U.S. oil and gas exports should leap over the next two years if China fulfills its promises to increase energy acquisitions under the trade agreement signed on Wednesday between the world’s two largest economies, executives and traders said.
The agreement did not specify product quantities, but it commits China, the world’s largest importer of oil and the second-largest importer of liquefied natural gas (LNG), to purchase $52.4 billion more of U.S. energy supplies over the next two years.
U.S. oil executives and analysts welcomed the agreement after LNG was mostly dried up last year, and crude exports to China.
Nevertheless, several questions remain about the execution of the purchases and the market reaction has been mixed with lower oil trading after the signing of the agreement but increasing during the Asian morning.

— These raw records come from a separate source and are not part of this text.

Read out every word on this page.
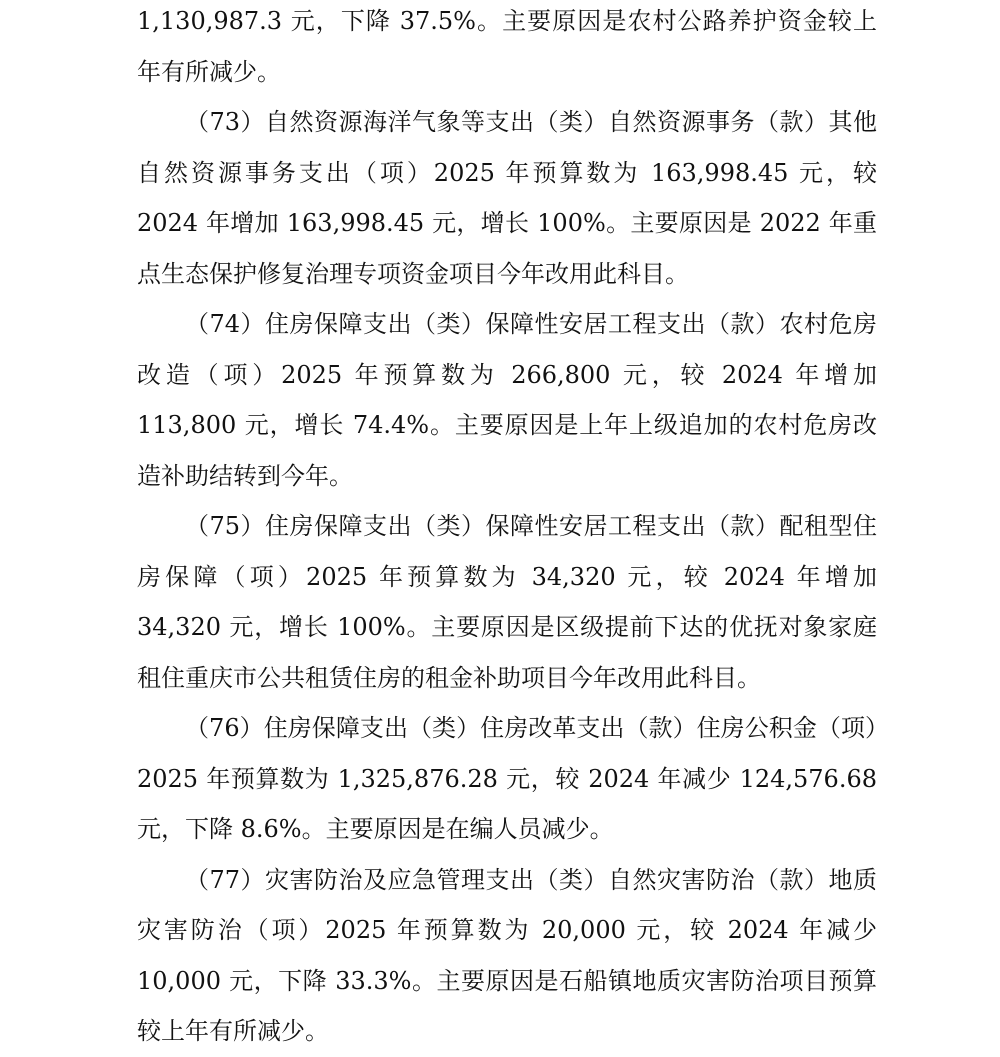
1,130,987.3 元，下降 37.5%。主要原因是农村公路养护资金较上年有所减少。

（73）自然资源海洋气象等支出（类）自然资源事务（款）其他自然资源事务支出（项）2025 年预算数为 163,998.45 元，较 2024 年增加 163,998.45 元，增长 100%。主要原因是 2022 年重点生态保护修复治理专项资金项目今年改用此科目。

（74）住房保障支出（类）保障性安居工程支出（款）农村危房改造（项）2025 年预算数为 266,800 元，较 2024 年增加 113,800 元，增长 74.4%。主要原因是上年上级追加的农村危房改造补助结转到今年。

（75）住房保障支出（类）保障性安居工程支出（款）配租型住房保障（项）2025 年预算数为 34,320 元，较 2024 年增加 34,320 元，增长 100%。主要原因是区级提前下达的优抚对象家庭租住重庆市公共租赁住房的租金补助项目今年改用此科目。

（76）住房保障支出（类）住房改革支出（款）住房公积金（项）2025 年预算数为 1,325,876.28 元，较 2024 年减少 124,576.68 元，下降 8.6%。主要原因是在编人员减少。

（77）灾害防治及应急管理支出（类）自然灾害防治（款）地质灾害防治（项）2025 年预算数为 20,000 元，较 2024 年减少 10,000 元，下降 33.3%。主要原因是石船镇地质灾害防治项目预算较上年有所减少。
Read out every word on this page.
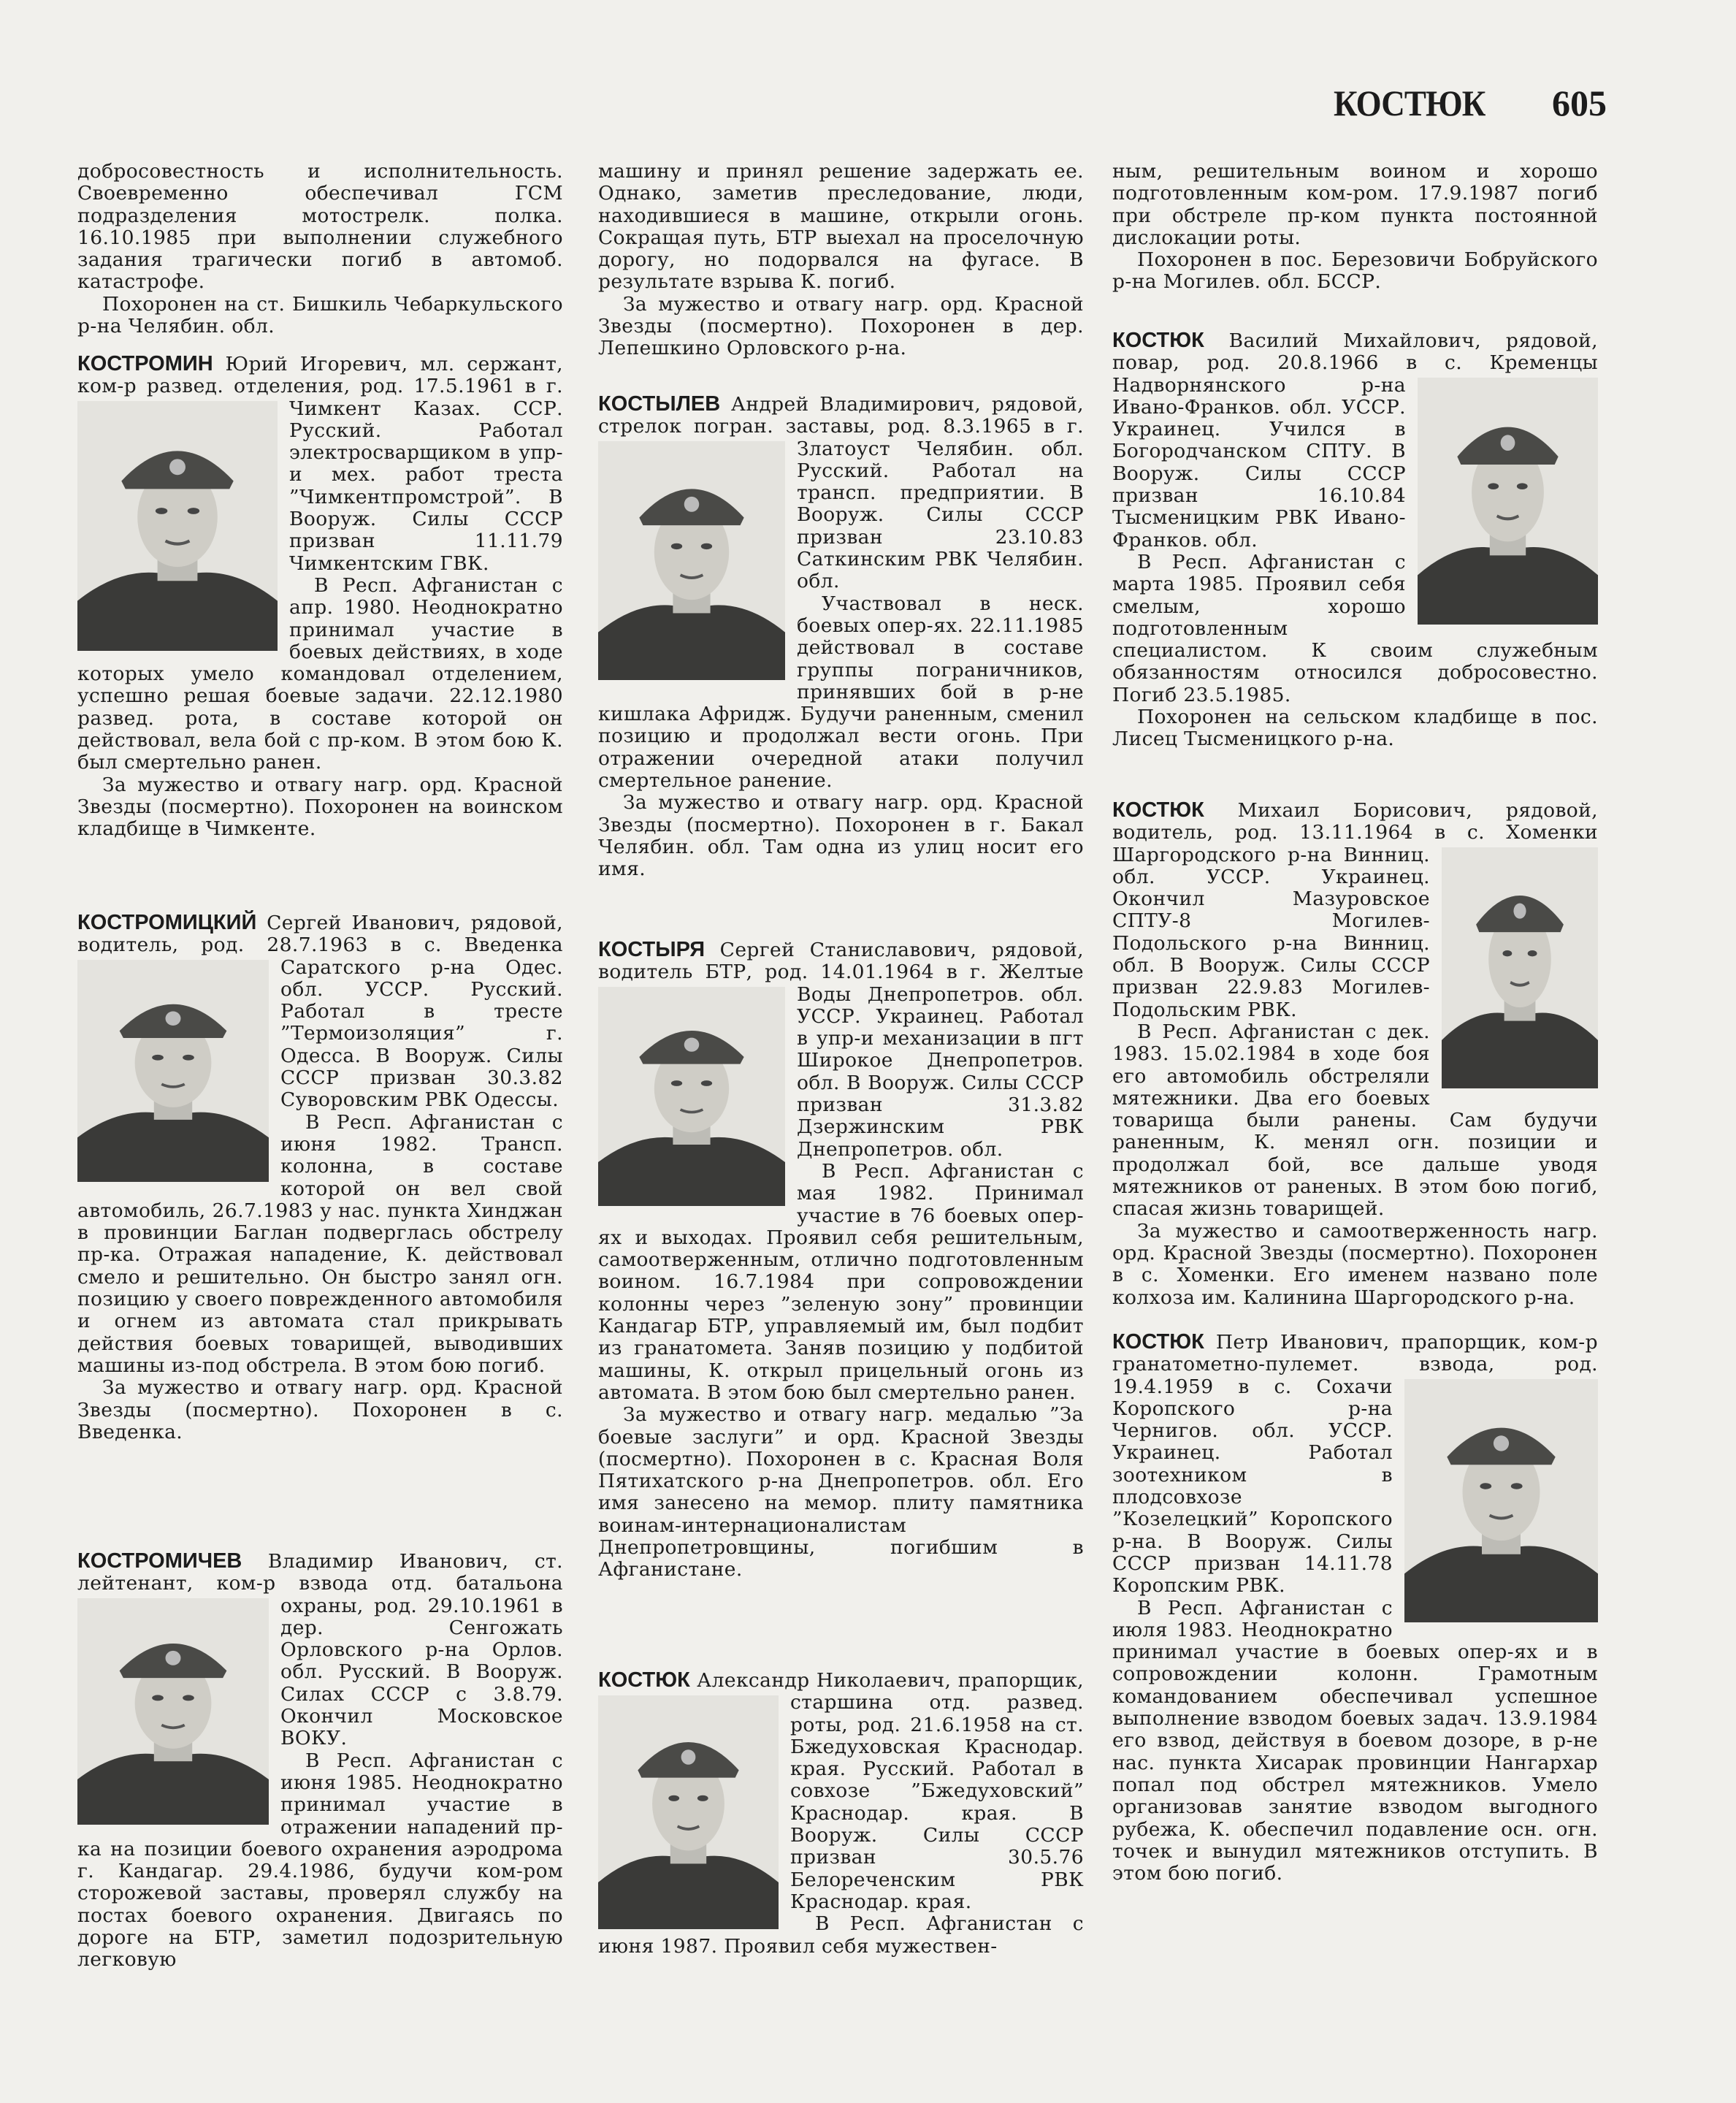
КОСТЮК 605

добросовестность и исполнительность. Своевременно обеспечивал ГСМ подразделения мотострелк. полка. 16.10.1985 при выполнении служебного задания трагически погиб в автомоб. катастрофе.

Похоронен на ст. Бишкиль Чебаркульского р-на Челябин. обл.

КОСТРОМИН Юрий Игоревич, мл. сержант, ком-р развед. отделения, род. 17.5.1961 в г. Чимкент Казах. ССР. Русский. Работал электросварщиком в упр-и мех. работ треста ”Чимкентпромстрой”. В Вооруж. Силы СССР призван 11.11.79 Чимкентским ГВК.

В Респ. Афганистан с апр. 1980. Неоднократно принимал участие в боевых действиях, в ходе которых умело командовал отделением, успешно решая боевые задачи. 22.12.1980 развед. рота, в составе которой он действовал, вела бой с пр-ком. В этом бою К. был смертельно ранен.

За мужество и отвагу нагр. орд. Красной Звезды (посмертно). Похоронен на воинском кладбище в Чимкенте.

КОСТРОМИЦКИЙ Сергей Иванович, рядовой, водитель, род. 28.7.1963 в с. Введенка Саратского р-на Одес. обл. УССР. Русский. Работал в тресте ”Термоизоляция” г. Одесса. В Вооруж. Силы СССР призван 30.3.82 Суворовским РВК Одессы.

В Респ. Афганистан с июня 1982. Трансп. колонна, в составе которой он вел свой автомобиль, 26.7.1983 у нас. пункта Хинджан в провинции Баглан подверглась обстрелу пр-ка. Отражая нападение, К. действовал смело и решительно. Он быстро занял огн. позицию у своего поврежденного автомобиля и огнем из автомата стал прикрывать действия боевых товарищей, выводивших машины из-под обстрела. В этом бою погиб.

За мужество и отвагу нагр. орд. Красной Звезды (посмертно). Похоронен в с. Введенка.

КОСТРОМИЧЕВ Владимир Иванович, ст. лейтенант, ком-р взвода отд. батальона охраны, род. 29.10.1961 в дер. Сенгожать Орловского р-на Орлов. обл. Русский. В Вооруж. Силах СССР с 3.8.79. Окончил Московское ВОКУ.

В Респ. Афганистан с июня 1985. Неоднократно принимал участие в отражении нападений пр-ка на позиции боевого охранения аэродрома г. Кандагар. 29.4.1986, будучи ком-ром сторожевой заставы, проверял службу на постах боевого охранения. Двигаясь по дороге на БТР, заметил подозрительную легковую

машину и принял решение задержать ее. Однако, заметив преследование, люди, находившиеся в машине, открыли огонь. Сокращая путь, БТР выехал на проселочную дорогу, но подорвался на фугасе. В результате взрыва К. погиб.

За мужество и отвагу нагр. орд. Красной Звезды (посмертно). Похоронен в дер. Лепешкино Орловского р-на.

КОСТЫЛЕВ Андрей Владимирович, рядовой, стрелок погран. заставы, род. 8.3.1965 в г. Златоуст Челябин. обл. Русский. Работал на трансп. предприятии. В Вооруж. Силы СССР призван 23.10.83 Саткинским РВК Челябин. обл.

Участвовал в неск. боевых опер-ях. 22.11.1985 действовал в составе группы пограничников, принявших бой в р-не кишлака Афридж. Будучи раненным, сменил позицию и продолжал вести огонь. При отражении очередной атаки получил смертельное ранение.

За мужество и отвагу нагр. орд. Красной Звезды (посмертно). Похоронен в г. Бакал Челябин. обл. Там одна из улиц носит его имя.

КОСТЫРЯ Сергей Станиславович, рядовой, водитель БТР, род. 14.01.1964 в г. Желтые Воды Днепропетров. обл. УССР. Украинец. Работал в упр-и механизации в пгт Широкое Днепропетров. обл. В Вооруж. Силы СССР призван 31.3.82 Дзержинским РВК Днепропетров. обл.

В Респ. Афганистан с мая 1982. Принимал участие в 76 боевых опер-ях и выходах. Проявил себя решительным, самоотверженным, отлично подготовленным воином. 16.7.1984 при сопровождении колонны через ”зеленую зону” провинции Кандагар БТР, управляемый им, был подбит из гранатомета. Заняв позицию у подбитой машины, К. открыл прицельный огонь из автомата. В этом бою был смертельно ранен.

За мужество и отвагу нагр. медалью ”За боевые заслуги” и орд. Красной Звезды (посмертно). Похоронен в с. Красная Воля Пятихатского р-на Днепропетров. обл. Его имя занесено на мемор. плиту памятника воинам-интернационалистам Днепропетровщины, погибшим в Афганистане.

КОСТЮК Александр Николаевич, прапорщик, старшина отд. развед. роты, род. 21.6.1958 на ст. Бжедуховская Краснодар. края. Русский. Работал в совхозе ”Бжедуховский” Краснодар. края. В Вооруж. Силы СССР призван 30.5.76 Белореченским РВК Краснодар. края.

В Респ. Афганистан с июня 1987. Проявил себя мужествен-

ным, решительным воином и хорошо подготовленным ком-ром. 17.9.1987 погиб при обстреле пр-ком пункта постоянной дислокации роты.

Похоронен в пос. Березовичи Бобруйского р-на Могилев. обл. БССР.

КОСТЮК Василий Михайлович, рядовой, повар, род. 20.8.1966 в с. Кременцы Надворнянского р-на Ивано-Франков. обл. УССР. Украинец. Учился в Богородчанском СПТУ. В Вооруж. Силы СССР призван 16.10.84 Тысменицким РВК Ивано-Франков. обл.

В Респ. Афганистан с марта 1985. Проявил себя смелым, хорошо подготовленным специалистом. К своим служебным обязанностям относился добросовестно. Погиб 23.5.1985.

Похоронен на сельском кладбище в пос. Лисец Тысменицкого р-на.

КОСТЮК Михаил Борисович, рядовой, водитель, род. 13.11.1964 в с. Хоменки Шаргородского р-на Винниц. обл. УССР. Украинец. Окончил Мазуровское СПТУ-8 Могилев-Подольского р-на Винниц. обл. В Вооруж. Силы СССР призван 22.9.83 Могилев-Подольским РВК.

В Респ. Афганистан с дек. 1983. 15.02.1984 в ходе боя его автомобиль обстреляли мятежники. Два его боевых товарища были ранены. Сам будучи раненным, К. менял огн. позиции и продолжал бой, все дальше уводя мятежников от раненых. В этом бою погиб, спасая жизнь товарищей.

За мужество и самоотверженность нагр. орд. Красной Звезды (посмертно). Похоронен в с. Хоменки. Его именем названо поле колхоза им. Калинина Шаргородского р-на.

КОСТЮК Петр Иванович, прапорщик, ком-р гранатометно-пулемет. взвода, род. 19.4.1959 в с. Сохачи Коропского р-на Чернигов. обл. УССР. Украинец. Работал зоотехником в плодсовхозе ”Козелецкий” Коропского р-на. В Вооруж. Силы СССР призван 14.11.78 Коропским РВК.

В Респ. Афганистан с июля 1983. Неоднократно принимал участие в боевых опер-ях и в сопровождении колонн. Грамотным командованием обеспечивал успешное выполнение взводом боевых задач. 13.9.1984 его взвод, действуя в боевом дозоре, в р-не нас. пункта Хисарак провинции Нангархар попал под обстрел мятежников. Умело организовав занятие взводом выгодного рубежа, К. обеспечил подавление осн. огн. точек и вынудил мятежников отступить. В этом бою погиб.
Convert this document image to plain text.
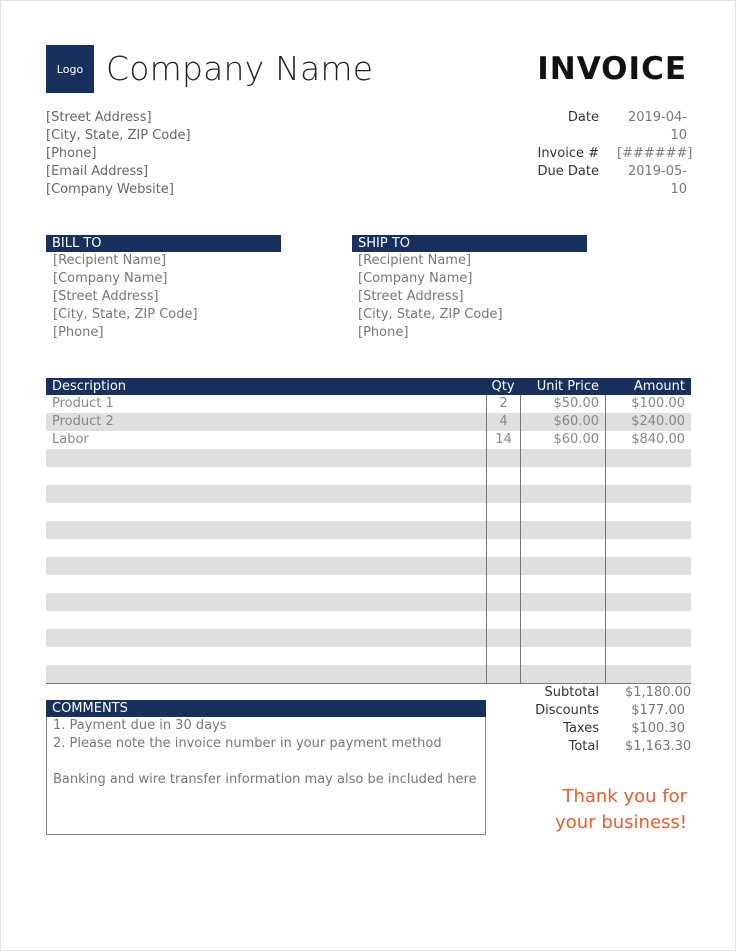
Logo Company Name	INVOICE
[Street Address]
[City, State, ZIP Code]
[Phone]
[Email Address]
[Company Website]
Date	2019-04-10
Invoice # [######]
Due Date	2019-05-10
BILL TO
[Recipient Name]
[Company Name]
[Street Address]
[City, State, ZIP Code]
[Phone]
SHIP TO
[Recipient Name]
[Company Name]
[Street Address]
[City, State, ZIP Code]
[Phone]
Description	Qty	Unit Price	Amount
Product 1	2	$50.00	$100.00
Product 2	4	$60.00	$240.00
Labor	14	$60.00	$840.00
Subtotal $1,180.00
Discounts	$177.00
Taxes	$100.30
Total $1,163.30
COMMENTS
1. Payment due in 30 days
2. Please note the invoice number in your payment method
Banking and wire transfer information may also be included here
Thank you for
your business!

China’s obligations under the deal increased to an $18.5 billion rise in 2020 and a $33.9 billion increase in 2021 from a baseline of $9.1 billion in 2017.
The deal “is a step in the right direction that will hopefully restore the burgeoning United States. LNG trade with China, “said Jack Fusco, chief executive of U.S. exporter Cheniere Energy Inc (LNG.A). LNG. Fusco was at the White House for the ceremonial signing.
Despite China’s most-U.S. withdrawal. LNG imports last year, U.S. shipments to other Asian countries, Europe and Latin America also moved the U.S. back to Qatar and Australia in 2019 to be the world’s third-biggest LNG supplier.
In a January 10 note, Goldman Sachs analyst predicts that the agreement will mean China will raise its crude imports to 500,000 barrels per day (bpd) in 2020 and 800,000 bpd in 2021. It also said LNG imports could reach 10 million tons this year, and 15 million tons in 2021, a total value of $38.2 billion.
One Singapore oil trader said economics favors U.S. crude as freight rates decline and rising shale production has U.S. crudes selling to international Brent at a discount.
Analysts, U.S. energy trade executives, and Asian buyers said demand, pricing and transportation costs would determine whether exports over two years hit the $52.4 billion mark.
Tariffs on many items that the two countries sell to each other, including LNG, will remain. China imposed a tariff of 25 percent on LNG, which crimped most activity with the US.
On Wednesday, a senior Trump administration source confirmed that China will need to issue tariff waivers or adjustments to meet its purchase commitments. Other concerns focus on Chinese refineries ‘ technical requirements.